As another embodiment of the present invention, a second embodiment is shown in FIG. 2 in which a small diameter tube 12 is used in the small hole plate of FIG. In this case, the openings at both ends of the small-diameter tube 12 will play the role of the small holes in the small-hole plates 4 and 5 in the embodiment shown in FIG. In this second embodiment, the inner surface of the small diameter tube 12 must be treated so as not to reflect light in the wavelength range used for measurement. In the second embodiment, it is also possible to increase the amplitude of the pulse wave signal detected by pressing one end of the small diameter tube 12 against the skin.

Effects of the Invention As is clear from the above explanation, the present invention suppresses unnecessary scattered light in the epidermal layer from entering the light-receiving element using geometrical optical means, and limits the measurement area to detect photoplethysmography. This has the effect of making it possible to detect even minute vibrations with the meter.
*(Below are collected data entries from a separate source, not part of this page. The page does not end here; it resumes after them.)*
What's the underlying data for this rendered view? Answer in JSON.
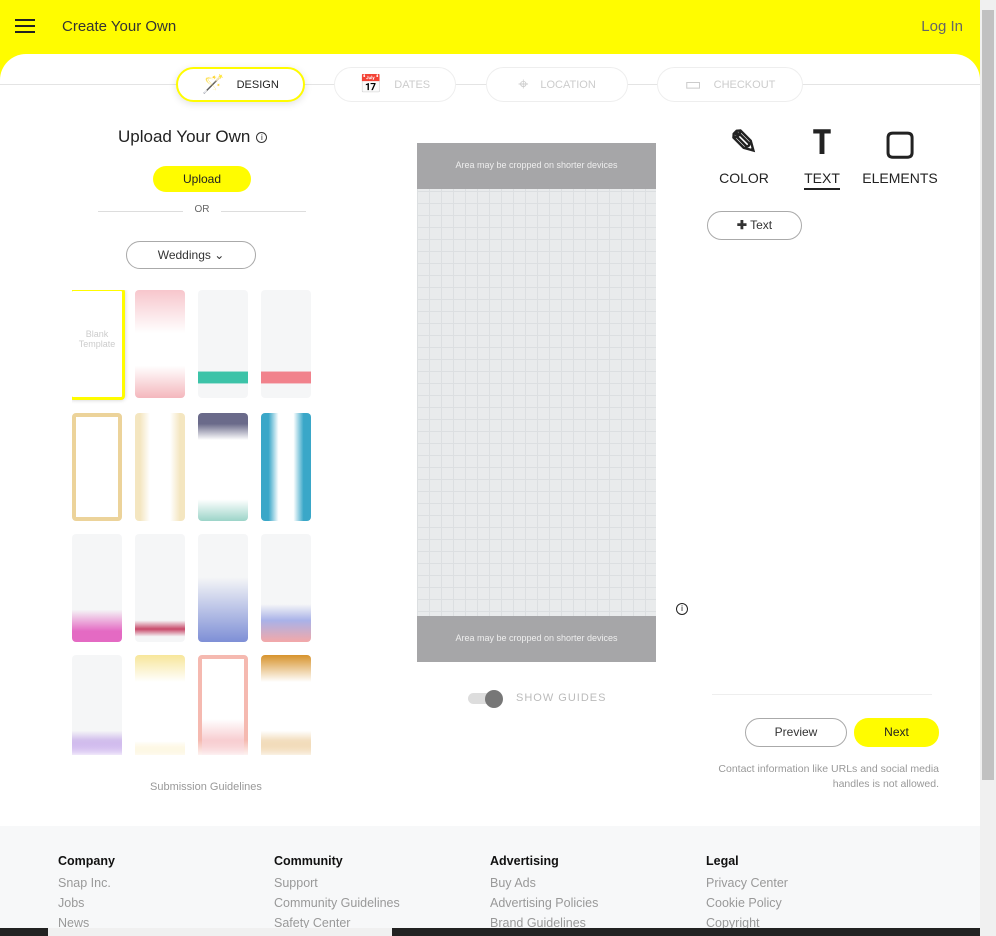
{
  "header": {
    "title": "Create Your Own",
    "login": "Log In"
  },
  "steps": [
    {
      "label": "DESIGN",
      "icon": "magic-wand-icon",
      "active": true
    },
    {
      "label": "DATES",
      "icon": "calendar-icon"
    },
    {
      "label": "LOCATION",
      "icon": "map-pin-icon"
    },
    {
      "label": "CHECKOUT",
      "icon": "card-icon"
    }
  ],
  "left": {
    "title": "Upload Your Own",
    "upload": "Upload",
    "or": "OR",
    "category": "Weddings",
    "blank": "Blank Template",
    "guidelines": "Submission Guidelines"
  },
  "canvas": {
    "crop_top": "Area may be cropped on shorter devices",
    "crop_bottom": "Area may be cropped on shorter devices",
    "show_guides": "SHOW GUIDES",
    "guides_on": true
  },
  "tabs": [
    {
      "label": "COLOR",
      "icon": "pencil-icon"
    },
    {
      "label": "TEXT",
      "icon": "text-icon",
      "active": true
    },
    {
      "label": "ELEMENTS",
      "icon": "sticker-icon"
    }
  ],
  "right": {
    "add_text": "Text",
    "preview": "Preview",
    "next": "Next",
    "note": "Contact information like URLs and social media handles is not allowed."
  },
  "footer": [
    {
      "heading": "Company",
      "links": [
        "Snap Inc.",
        "Jobs",
        "News"
      ]
    },
    {
      "heading": "Community",
      "links": [
        "Support",
        "Community Guidelines",
        "Safety Center"
      ]
    },
    {
      "heading": "Advertising",
      "links": [
        "Buy Ads",
        "Advertising Policies",
        "Brand Guidelines"
      ]
    },
    {
      "heading": "Legal",
      "links": [
        "Privacy Center",
        "Cookie Policy",
        "Copyright"
      ]
    }
  ]
}
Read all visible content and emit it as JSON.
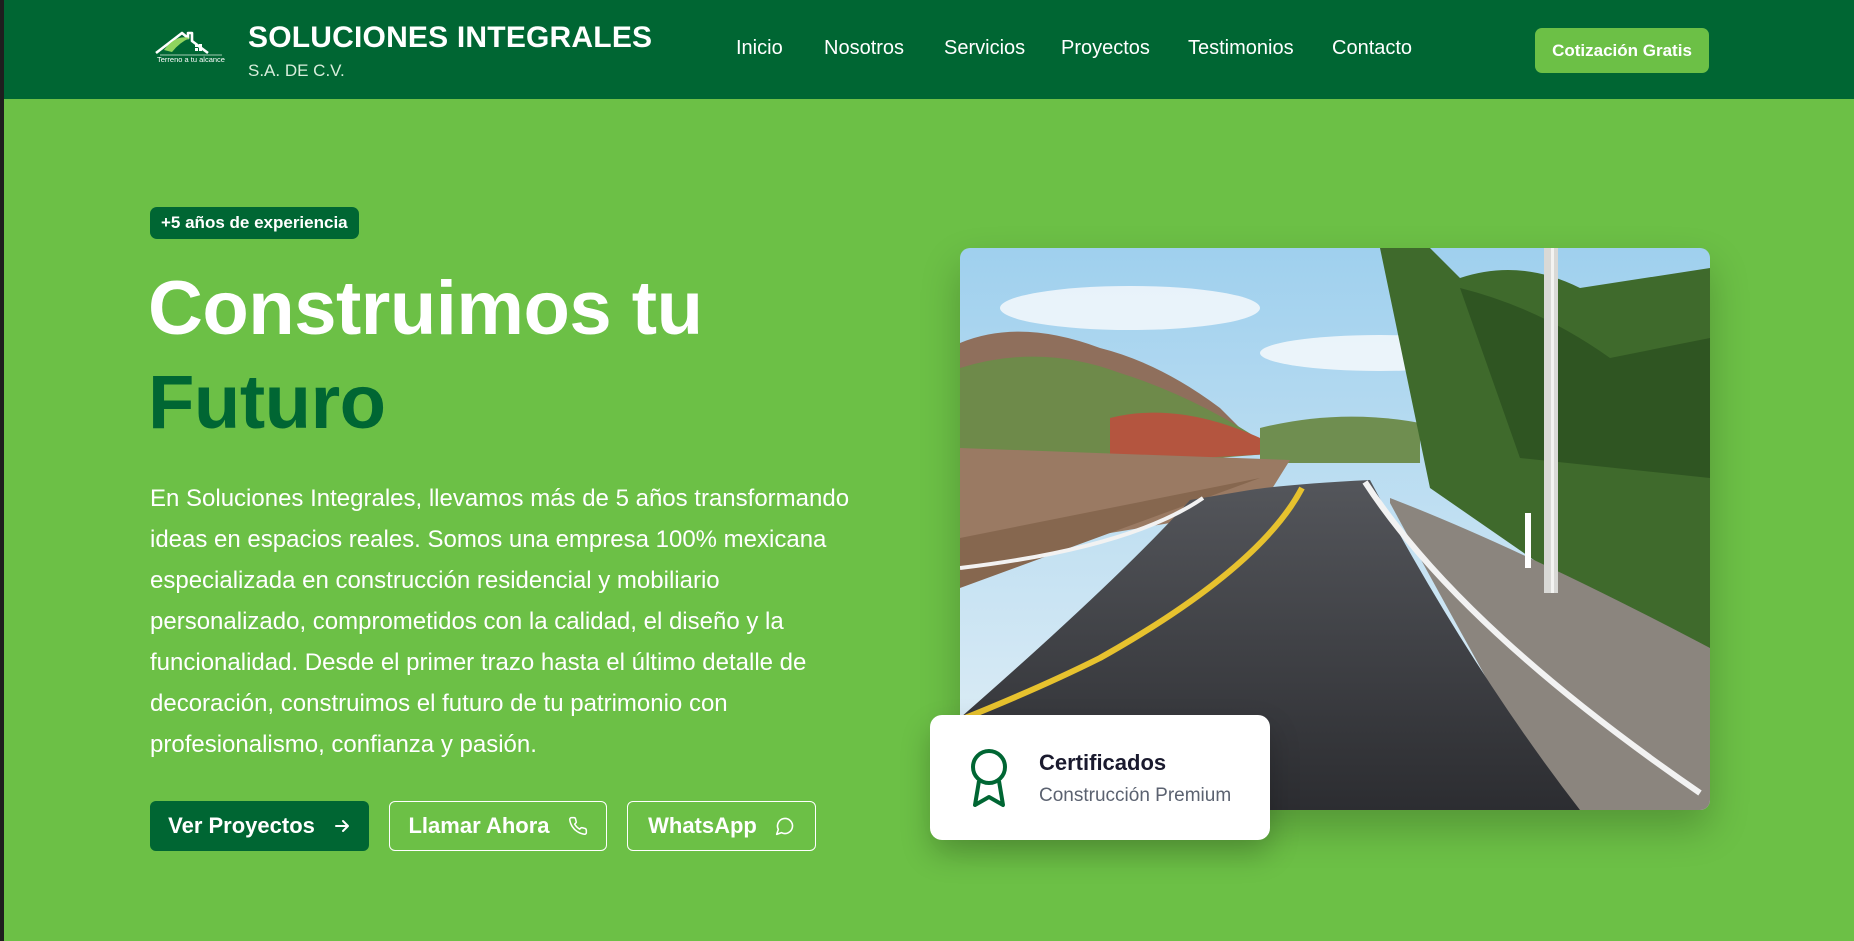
{
  "colors": {
    "header_bg": "#006633",
    "accent_green": "#6cc046",
    "dark_green": "#006633",
    "white": "#ffffff"
  },
  "header": {
    "logo_icon": "house-roof-logo",
    "logo_caption": "Terreno a tu alcance",
    "brand_name": "SOLUCIONES INTEGRALES",
    "brand_sub": "S.A. DE C.V.",
    "nav": [
      "Inicio",
      "Nosotros",
      "Servicios",
      "Proyectos",
      "Testimonios",
      "Contacto"
    ],
    "cta_label": "Cotización Gratis"
  },
  "hero": {
    "badge": "+5 años de experiencia",
    "title_line1": "Construimos tu",
    "title_line2": "Futuro",
    "description": "En Soluciones Integrales, llevamos más de 5 años transformando ideas en espacios reales. Somos una empresa 100% mexicana especializada en construcción residencial y mobiliario personalizado, comprometidos con la calidad, el diseño y la funcionalidad. Desde el primer trazo hasta el último detalle de decoración, construimos el futuro de tu patrimonio con profesionalismo, confianza y pasión.",
    "buttons": {
      "projects": "Ver Proyectos",
      "call": "Llamar Ahora",
      "whatsapp": "WhatsApp"
    },
    "icons": {
      "projects": "arrow-right-icon",
      "call": "phone-icon",
      "whatsapp": "chat-bubble-icon"
    }
  },
  "media": {
    "photo": "paved-rural-road-photo"
  },
  "certificate": {
    "icon": "award-ribbon-icon",
    "title": "Certificados",
    "subtitle": "Construcción Premium"
  }
}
[Brief explanation of drawings]

FIG. 1 is a diagram showing the main part of a charging pulse waveform according to an embodiment of the present invention;
FIG. 2 is a diagram showing the main part of a photoplethysmographic waveform in another embodiment of the present invention, and FIG. 3 is a diagram of a pulse waveform obtained by a conventional photoplethysmometer.
FIG. 4 is a pulse wave waveform chart obtained by the photoplethysmometer of the present invention. 1... Light emitting element, 2... Light receiving element, 3
......Optical filter, 4 and 6...Stomal plate, 6...Epidermis, 7...Dermis, 8...
...blood vessels, 9. '10.11... Ray of light. Name of agent: Patent attorney Toshio Nakao and 1 other person No. 1
Figure 2 Figure 3 Leap Figure 4 Final leap

Claims (1)

[Claims] In a photoplethysmograph comprising a light emitting element and a light receiving element, the photoplethysmometer detects a pulse wave signal by receiving visible light or near infrared light emitted from the light emitting element and apparently transmitted light from a part of the body. A photoplethysmometer characterized by limiting the opening of an entrance window of a light receiving element to reduce the viewing angle and suppress the incidence of unnecessary scattered light.